黙然日記(廃墟)

はてなダイアリー・黙然日記のミラーです。更新はありません。

産経の対馬レポート、続く。

 昨日のエントリ*1に続く宮本雅史編集委員の現地取材記事が来ています。今日の分を紹介する前に、昨日の(上)をソースに産経新聞の記者が麻生首相へのぶら下がり取材で質問したところ、こんなことを言われてしまったというニュースを。

麻生首相ぶらさがり詳報】韓国資本の不動産買い占め「合法的に買っておられるわけでしょ?」(21日夜) - イザ!
http://www.iza.ne.jp/news/newsarticle/politics/politicsit/188812
 「土地を買おうということに関しては、合法的に買っておられるわけでしょ? 日本がかつて米国の土地を買ったのと同じですから。ニューヨークの土地を買っていたのと同じですから。自分が買ったときは良くて、人が買ったら悪いというのが産経新聞とは。それほど偏向しているわけではないと思いますね。それが一点。それから韓国政府が、対馬があの韓国領土ということを言ったことは、過去1回もないと思いますよ」

 ひとつツッコむと、麻生氏は産経を買いかぶりすぎです(笑)。さて本題。

対馬が危ない】(中)島民の3倍、韓国から大挙 - イザ!
http://www.iza.ne.jp/news/newsarticle/politics/politicsit/189038

 まさかと思ったら3回連載でした。(下)の後に(完結編1)(完結編2)とか続きませんように。*2
 今回は韓国人観光客の動向に関する内容です。昨年韓国から対馬を訪れた観光客は6万5491人、今年も現在までに(おそらく前年同期比で)44%増だそうで、ご同慶の至りです。しかしこのまま年末まで、前年比40%〜50%の増加が見込めるんでしょうか? 今回のウォン安は日本人が韓国旅行するチャンスだ、と言われていますが*3、逆に韓国観光客が日本で使う費用は、仮に2万円として(根拠は後述)16万ウォンで楽しめていたものが26万ウォン以上かかるようになったわけですから、しばらくは激減するんじゃないでしょうかね。ていうか、ウォン安が進行していた10月初旬にこの取材をするというのもたいへん間抜けですね。
 まあ、対馬市皮算用どおり今年1年で9万人が訪れるとして、それを島の人口3万7千人の3倍とする計算に、何か意味があるのでしょうか。1日平均約246人、週末に集中するとしても1週間に平均1730人ぐらいですから、島が占拠されるというような状況ではありません(観光客は基本的に屋外をうろうろしているので、目立つということはあるでしょうが)。
 経済効果、つまり韓国人観光客が島に落とすお金を、長崎県対馬地方局は1人2万円、トータルで年間13億円ていどと見積もっているようです。

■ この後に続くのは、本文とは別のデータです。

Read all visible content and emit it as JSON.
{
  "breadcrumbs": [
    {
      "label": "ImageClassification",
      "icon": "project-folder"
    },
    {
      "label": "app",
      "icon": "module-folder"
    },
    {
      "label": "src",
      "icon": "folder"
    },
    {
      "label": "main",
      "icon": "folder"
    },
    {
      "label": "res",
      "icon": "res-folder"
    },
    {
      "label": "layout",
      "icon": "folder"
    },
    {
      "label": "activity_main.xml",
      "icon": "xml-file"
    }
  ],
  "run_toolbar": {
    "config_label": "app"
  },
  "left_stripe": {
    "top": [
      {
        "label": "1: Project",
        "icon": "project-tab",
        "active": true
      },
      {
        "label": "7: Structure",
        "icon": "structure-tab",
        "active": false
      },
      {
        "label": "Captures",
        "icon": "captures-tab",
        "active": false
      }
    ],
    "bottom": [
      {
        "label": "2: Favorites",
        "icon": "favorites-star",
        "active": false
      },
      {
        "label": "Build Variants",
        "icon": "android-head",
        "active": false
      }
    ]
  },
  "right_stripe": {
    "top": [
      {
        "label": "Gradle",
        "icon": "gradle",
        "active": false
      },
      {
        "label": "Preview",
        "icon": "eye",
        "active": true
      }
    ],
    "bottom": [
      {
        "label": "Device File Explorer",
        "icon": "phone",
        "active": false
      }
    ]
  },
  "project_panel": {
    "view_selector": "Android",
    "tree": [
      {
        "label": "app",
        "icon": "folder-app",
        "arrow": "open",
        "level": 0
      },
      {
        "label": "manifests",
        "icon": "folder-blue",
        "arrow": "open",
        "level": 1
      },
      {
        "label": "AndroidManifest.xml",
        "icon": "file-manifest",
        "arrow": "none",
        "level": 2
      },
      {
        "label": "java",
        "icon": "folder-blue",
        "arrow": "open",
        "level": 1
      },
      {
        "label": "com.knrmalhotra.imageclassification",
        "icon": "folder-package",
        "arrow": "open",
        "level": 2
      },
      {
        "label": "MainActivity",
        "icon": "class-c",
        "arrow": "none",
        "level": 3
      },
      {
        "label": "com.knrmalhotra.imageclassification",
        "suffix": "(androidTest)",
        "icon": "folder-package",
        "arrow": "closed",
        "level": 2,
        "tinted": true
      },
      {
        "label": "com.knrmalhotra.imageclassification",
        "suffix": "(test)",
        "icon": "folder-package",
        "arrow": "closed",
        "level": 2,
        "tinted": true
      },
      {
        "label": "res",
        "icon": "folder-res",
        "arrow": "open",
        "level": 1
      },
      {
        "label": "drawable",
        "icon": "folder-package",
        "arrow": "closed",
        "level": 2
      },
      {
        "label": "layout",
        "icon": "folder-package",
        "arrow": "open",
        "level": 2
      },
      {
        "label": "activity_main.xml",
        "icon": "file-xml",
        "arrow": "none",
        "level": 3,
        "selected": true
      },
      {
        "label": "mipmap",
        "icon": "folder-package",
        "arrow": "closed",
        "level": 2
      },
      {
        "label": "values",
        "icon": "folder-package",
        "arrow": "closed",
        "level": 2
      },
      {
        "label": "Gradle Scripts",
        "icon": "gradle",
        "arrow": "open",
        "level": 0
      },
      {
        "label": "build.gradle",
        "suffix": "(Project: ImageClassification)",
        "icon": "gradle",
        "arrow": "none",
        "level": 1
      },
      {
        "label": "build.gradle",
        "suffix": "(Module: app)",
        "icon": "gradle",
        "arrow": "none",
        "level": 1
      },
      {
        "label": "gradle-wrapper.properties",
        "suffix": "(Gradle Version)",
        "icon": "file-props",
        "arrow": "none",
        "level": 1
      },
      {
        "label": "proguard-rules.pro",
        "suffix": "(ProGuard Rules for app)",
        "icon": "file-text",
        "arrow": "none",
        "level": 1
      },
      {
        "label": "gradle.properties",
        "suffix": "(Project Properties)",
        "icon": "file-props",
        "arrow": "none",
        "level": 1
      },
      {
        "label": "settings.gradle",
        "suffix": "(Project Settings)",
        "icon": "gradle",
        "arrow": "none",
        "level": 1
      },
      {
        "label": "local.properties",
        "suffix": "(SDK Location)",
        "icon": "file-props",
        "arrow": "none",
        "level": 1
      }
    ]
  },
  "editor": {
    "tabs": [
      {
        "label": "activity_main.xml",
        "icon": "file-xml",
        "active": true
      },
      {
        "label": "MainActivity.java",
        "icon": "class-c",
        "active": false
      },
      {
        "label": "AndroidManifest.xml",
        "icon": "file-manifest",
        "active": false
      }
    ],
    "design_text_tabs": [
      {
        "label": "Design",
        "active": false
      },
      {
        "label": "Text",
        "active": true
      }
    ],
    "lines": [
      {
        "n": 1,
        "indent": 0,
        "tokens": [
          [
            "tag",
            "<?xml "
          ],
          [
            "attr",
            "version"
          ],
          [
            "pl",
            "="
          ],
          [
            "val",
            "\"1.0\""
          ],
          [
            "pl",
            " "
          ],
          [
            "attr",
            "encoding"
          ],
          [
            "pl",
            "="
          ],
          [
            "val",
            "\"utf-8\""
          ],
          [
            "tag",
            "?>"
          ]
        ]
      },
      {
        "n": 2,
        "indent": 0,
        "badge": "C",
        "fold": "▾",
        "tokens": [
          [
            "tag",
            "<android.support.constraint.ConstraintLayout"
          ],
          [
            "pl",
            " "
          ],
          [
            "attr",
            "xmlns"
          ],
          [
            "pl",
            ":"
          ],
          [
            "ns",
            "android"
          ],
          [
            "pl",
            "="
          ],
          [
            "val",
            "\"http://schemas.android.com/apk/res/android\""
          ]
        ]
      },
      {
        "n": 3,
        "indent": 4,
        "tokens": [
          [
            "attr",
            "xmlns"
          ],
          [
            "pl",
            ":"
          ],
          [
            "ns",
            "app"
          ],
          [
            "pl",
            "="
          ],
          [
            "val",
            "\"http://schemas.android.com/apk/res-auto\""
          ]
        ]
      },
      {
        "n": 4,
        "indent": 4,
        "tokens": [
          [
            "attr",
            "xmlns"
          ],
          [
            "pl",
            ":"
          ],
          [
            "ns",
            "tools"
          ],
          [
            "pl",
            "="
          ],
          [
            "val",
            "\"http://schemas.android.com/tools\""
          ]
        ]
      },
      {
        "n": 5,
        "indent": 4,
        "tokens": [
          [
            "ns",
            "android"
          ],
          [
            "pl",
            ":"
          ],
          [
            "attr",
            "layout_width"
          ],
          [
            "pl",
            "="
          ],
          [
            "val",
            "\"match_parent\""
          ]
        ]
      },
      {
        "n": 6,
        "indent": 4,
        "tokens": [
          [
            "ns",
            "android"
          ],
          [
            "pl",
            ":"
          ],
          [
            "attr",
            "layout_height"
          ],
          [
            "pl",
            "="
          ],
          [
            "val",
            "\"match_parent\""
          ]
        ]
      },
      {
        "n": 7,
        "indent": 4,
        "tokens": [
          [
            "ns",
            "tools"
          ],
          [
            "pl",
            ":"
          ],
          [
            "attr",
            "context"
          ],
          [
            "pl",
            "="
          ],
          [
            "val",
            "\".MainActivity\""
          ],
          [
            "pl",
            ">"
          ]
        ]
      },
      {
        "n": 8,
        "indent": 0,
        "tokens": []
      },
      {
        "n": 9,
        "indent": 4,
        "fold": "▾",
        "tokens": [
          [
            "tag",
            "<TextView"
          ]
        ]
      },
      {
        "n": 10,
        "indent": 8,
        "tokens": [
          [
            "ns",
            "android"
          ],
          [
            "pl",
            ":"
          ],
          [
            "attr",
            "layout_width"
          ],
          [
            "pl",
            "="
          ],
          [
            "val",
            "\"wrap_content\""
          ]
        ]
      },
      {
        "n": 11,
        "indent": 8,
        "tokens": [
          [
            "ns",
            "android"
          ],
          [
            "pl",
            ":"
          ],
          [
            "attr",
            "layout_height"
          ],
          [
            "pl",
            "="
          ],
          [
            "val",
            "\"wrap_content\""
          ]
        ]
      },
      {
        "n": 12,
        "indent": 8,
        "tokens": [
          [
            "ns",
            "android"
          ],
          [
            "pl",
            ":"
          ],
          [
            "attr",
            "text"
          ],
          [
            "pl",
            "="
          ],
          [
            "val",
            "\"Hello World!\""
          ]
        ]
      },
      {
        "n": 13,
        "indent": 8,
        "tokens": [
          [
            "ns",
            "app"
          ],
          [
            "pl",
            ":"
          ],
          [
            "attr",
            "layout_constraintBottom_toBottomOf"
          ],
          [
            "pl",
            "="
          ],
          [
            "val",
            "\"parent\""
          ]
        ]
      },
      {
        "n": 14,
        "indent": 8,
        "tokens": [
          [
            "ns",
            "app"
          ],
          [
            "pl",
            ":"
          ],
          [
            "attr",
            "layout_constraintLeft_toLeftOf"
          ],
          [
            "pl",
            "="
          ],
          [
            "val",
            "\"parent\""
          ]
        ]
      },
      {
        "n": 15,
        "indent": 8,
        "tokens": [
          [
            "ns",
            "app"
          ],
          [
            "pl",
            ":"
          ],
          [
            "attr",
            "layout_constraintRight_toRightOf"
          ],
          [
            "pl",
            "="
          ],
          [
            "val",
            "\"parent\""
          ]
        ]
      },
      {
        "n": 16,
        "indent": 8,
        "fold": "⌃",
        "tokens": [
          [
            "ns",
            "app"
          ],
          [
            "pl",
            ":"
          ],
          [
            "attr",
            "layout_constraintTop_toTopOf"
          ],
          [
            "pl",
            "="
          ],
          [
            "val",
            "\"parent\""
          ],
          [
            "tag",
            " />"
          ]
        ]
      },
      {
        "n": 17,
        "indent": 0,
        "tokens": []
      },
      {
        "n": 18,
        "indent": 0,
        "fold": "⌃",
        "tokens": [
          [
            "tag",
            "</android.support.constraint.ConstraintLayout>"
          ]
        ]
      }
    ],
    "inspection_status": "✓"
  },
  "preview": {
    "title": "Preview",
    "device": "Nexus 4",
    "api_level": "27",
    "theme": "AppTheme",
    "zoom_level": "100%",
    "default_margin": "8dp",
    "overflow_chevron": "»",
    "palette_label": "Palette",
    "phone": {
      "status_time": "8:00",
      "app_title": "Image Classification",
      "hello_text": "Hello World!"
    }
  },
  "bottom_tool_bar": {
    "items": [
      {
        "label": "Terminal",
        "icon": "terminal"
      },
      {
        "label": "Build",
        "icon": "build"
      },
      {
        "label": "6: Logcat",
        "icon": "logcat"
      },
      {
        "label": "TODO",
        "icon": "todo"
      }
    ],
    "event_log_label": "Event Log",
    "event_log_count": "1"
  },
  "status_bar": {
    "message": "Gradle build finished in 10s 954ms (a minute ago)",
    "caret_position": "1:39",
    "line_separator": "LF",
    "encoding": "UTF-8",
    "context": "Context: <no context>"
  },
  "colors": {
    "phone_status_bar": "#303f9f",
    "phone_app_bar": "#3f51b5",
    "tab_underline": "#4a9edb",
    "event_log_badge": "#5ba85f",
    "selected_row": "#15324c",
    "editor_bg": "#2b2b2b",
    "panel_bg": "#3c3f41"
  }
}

それより少ないだろうという宮本記者の推測は根拠不明です。「韓国人客を正価の3分の1ていどで泊めているようだ」というホテル従業員の証言も、根拠をはっきり示していません。ただいずれにしても、団体割引や免税店閉じこめみたいな格安ツアーのカラクリはどこの国でもあるんでしょうね。普通に考えればわかることですが、この記事ではまるで、なにかの意図があって採算度外視で韓国人が襲来してくるように印象づけています。
 最後はマナーがどうのこうのの話です。登山時の屎尿・ゴミ処理の問題は日本人しか来ないような山でも大問題になっているのは周知の通りですし、韓国人ツアーガイドが韓国人客に対して韓国語で説明する内容が韓国寄りだからといって怒ったってしかたありません。
 とりあえず、明日はいったいどんなとんでもない記事が出てくるのか、今から楽しみです。

補足。(10/23 01:48)

 読み返してみて気づいた点を補足しておきます。観光客が落とすお金ですが、ホテル代が3分の1になる格安ツアーの場合、ホテル代は船賃などと一緒にパック料金に含まれていて、それと別にウォンから円へ両替し消費する金額が2万円という話ですよね。ツアーを前提とした場合、ホテル代がいくら安くても2万円に含まれません。またいずれにしろ、観察の結果として実際に両替され消費された日本円が2万円という話ですから、(韓国資本の)ホテル代がどうなっていても、前後の話とは関係ありません。宮本氏の論理のすり替えに引っかかってしまいました。

*1: d:id:pr3:20081021:1224600844

*2:あれは結局どうなったんだっけ。『完結編1』は読んだ記憶があるけど、『2』は積ん読になってるかも。